Réunie en sa séance du 29 septembre 2022, la commission de recours amiable a rejeté le recours de la société [5].

Par lettre recommandée avec accusé réception expédiée le 12 octobre 2022, la société [5] a saisi la juridiction d'une contestation de la décision de rejet explicite de la commission de recours amiable.

Par jugement du 11 avril 2023, le pôle social du tribunal judiciaire de Lille a : –Ordonné une expertise médicale judiciaire sur l’imputabilité des soins et arrêts consécutifs à l'accident du travail de M. [S] [G] et nommé pour y procéder le Docteur [H] [I] ; –Sursoit à statuer sur les autres demandes dans l'attente de la réception du rapport d'expertise ; –Renvoie l'affaire après l'expertise à l'audience (de mise en état dématérialisée) du jeudi 7 septembre 2023 à 9 heures ; –Réserve les dépens.

Le docteur [I], médecin expert, a rendu son rapport le 3 août 2023, remis au greffe le 22 août 2023.

Les parties ont échangé leurs écritures dans le cadre de la mise en état du dossier.

Par ordonnance du 7 septembre 2023, la clôture de l'instruction a été ordonnée et l'affaire a été fixée à l'audience du 6 novembre 2023, date à laquelle elle a été plaidée en présence des parties dûment représentées.

* * *

* Par courrier électronique du 27 octobre 2023 en vue de l’audience du 06 novembre 2023, le conseil de la société [5], a indiqué s'en rapporter à Justice.

* La CPAM de [Localité 6]-[Localité 2]; dûment représentée, a sollicité l'entérinement du rapport.

Le dossier a été mis en délibéré au 8 janvier 2024.

MOTIFS :

- Sur la demande principale :

L’avis du Docteur [I] mentionne en substance les éléments suivants : « […]Les éléments médicaux présentés par la CPAM ne font pas état d'une prise en charge antérieure dans le cadre d'une pathologie de la coiffe chez l'assuré, ni de la prise en charge d'une éventuelle pathologie dégénérative décrite antérieurement chez ce jeune patient de 30 ans au moment de l'accident.
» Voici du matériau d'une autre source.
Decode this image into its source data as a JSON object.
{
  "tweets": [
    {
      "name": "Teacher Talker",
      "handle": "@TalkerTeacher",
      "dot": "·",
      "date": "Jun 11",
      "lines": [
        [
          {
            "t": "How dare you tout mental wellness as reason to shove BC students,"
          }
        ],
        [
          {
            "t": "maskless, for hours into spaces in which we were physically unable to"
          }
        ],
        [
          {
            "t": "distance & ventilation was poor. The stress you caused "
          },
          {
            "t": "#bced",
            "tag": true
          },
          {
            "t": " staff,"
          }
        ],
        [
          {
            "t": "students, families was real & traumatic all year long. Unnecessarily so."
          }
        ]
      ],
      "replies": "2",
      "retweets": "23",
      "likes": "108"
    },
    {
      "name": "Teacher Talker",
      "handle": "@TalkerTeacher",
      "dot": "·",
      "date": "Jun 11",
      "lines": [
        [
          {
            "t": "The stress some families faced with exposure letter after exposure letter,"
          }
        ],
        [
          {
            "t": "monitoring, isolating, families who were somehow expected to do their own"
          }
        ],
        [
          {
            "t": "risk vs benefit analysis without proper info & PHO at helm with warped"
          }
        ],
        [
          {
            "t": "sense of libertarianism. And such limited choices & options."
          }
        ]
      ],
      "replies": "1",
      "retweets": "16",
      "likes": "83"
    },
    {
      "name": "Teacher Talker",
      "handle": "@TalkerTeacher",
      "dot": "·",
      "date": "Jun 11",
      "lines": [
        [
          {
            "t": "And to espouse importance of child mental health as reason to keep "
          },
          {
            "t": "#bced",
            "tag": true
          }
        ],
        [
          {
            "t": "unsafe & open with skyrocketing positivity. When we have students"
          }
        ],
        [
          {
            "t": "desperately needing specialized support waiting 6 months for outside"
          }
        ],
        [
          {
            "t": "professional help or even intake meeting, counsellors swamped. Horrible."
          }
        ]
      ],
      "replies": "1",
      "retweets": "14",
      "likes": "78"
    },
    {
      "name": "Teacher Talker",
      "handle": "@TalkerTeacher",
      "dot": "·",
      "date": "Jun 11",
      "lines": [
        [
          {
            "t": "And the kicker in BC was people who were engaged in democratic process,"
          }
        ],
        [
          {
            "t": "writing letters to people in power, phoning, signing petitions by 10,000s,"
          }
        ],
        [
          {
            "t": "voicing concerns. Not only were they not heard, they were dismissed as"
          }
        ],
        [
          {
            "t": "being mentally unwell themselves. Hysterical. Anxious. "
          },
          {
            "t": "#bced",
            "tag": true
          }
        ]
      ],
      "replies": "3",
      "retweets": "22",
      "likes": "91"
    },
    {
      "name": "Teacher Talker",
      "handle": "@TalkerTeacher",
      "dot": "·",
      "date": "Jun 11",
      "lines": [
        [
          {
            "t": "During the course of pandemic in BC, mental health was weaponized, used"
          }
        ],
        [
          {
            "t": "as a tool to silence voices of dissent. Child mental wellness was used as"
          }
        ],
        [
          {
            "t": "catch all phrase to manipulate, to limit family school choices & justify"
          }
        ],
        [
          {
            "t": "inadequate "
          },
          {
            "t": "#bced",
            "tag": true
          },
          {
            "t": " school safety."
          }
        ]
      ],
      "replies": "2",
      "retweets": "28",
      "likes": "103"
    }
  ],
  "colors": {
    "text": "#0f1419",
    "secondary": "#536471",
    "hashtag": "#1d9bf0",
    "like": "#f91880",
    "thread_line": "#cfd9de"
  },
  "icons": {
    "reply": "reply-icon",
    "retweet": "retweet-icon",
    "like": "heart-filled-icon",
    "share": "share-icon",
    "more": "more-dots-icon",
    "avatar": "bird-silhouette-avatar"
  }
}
Les recherches effectuées dans la littérature médicale n'ont pas permis de mettre en évidence un argumentaire solide permettant d'établir avec certitude un lien entre le caractère fissuraire intratendineux et la préexistence d'une lésion antérieure dégénérative. Cet argument n'a donc pas été retenu. On considère la fissure intratendineuse consécutive au traumatisme du 2/04/2021. Conclusions: Au regard des éléments fournis par la CPAM de [Localité 6]-[Localité 2], tenant compte des remarques énoncées par le médecin conseil de la Société [5], le Dr [W] [Y], il apparaît raisonnable de considérer les arrêts de travail en lien direct avec l'accident de travail du 2 avril 2021, dans leur totalité, jusqu'à la date du 14/09/2021, date de consolidation. Certes, la durée de l'arrêt de travail est longue (5 mois), mais elle est argumentée par la continuité des certificats médicaux , tous en lien avec la lésion traumatique de l'épaule gauche faisant suite à l'accident de travail du 2 avril 2021.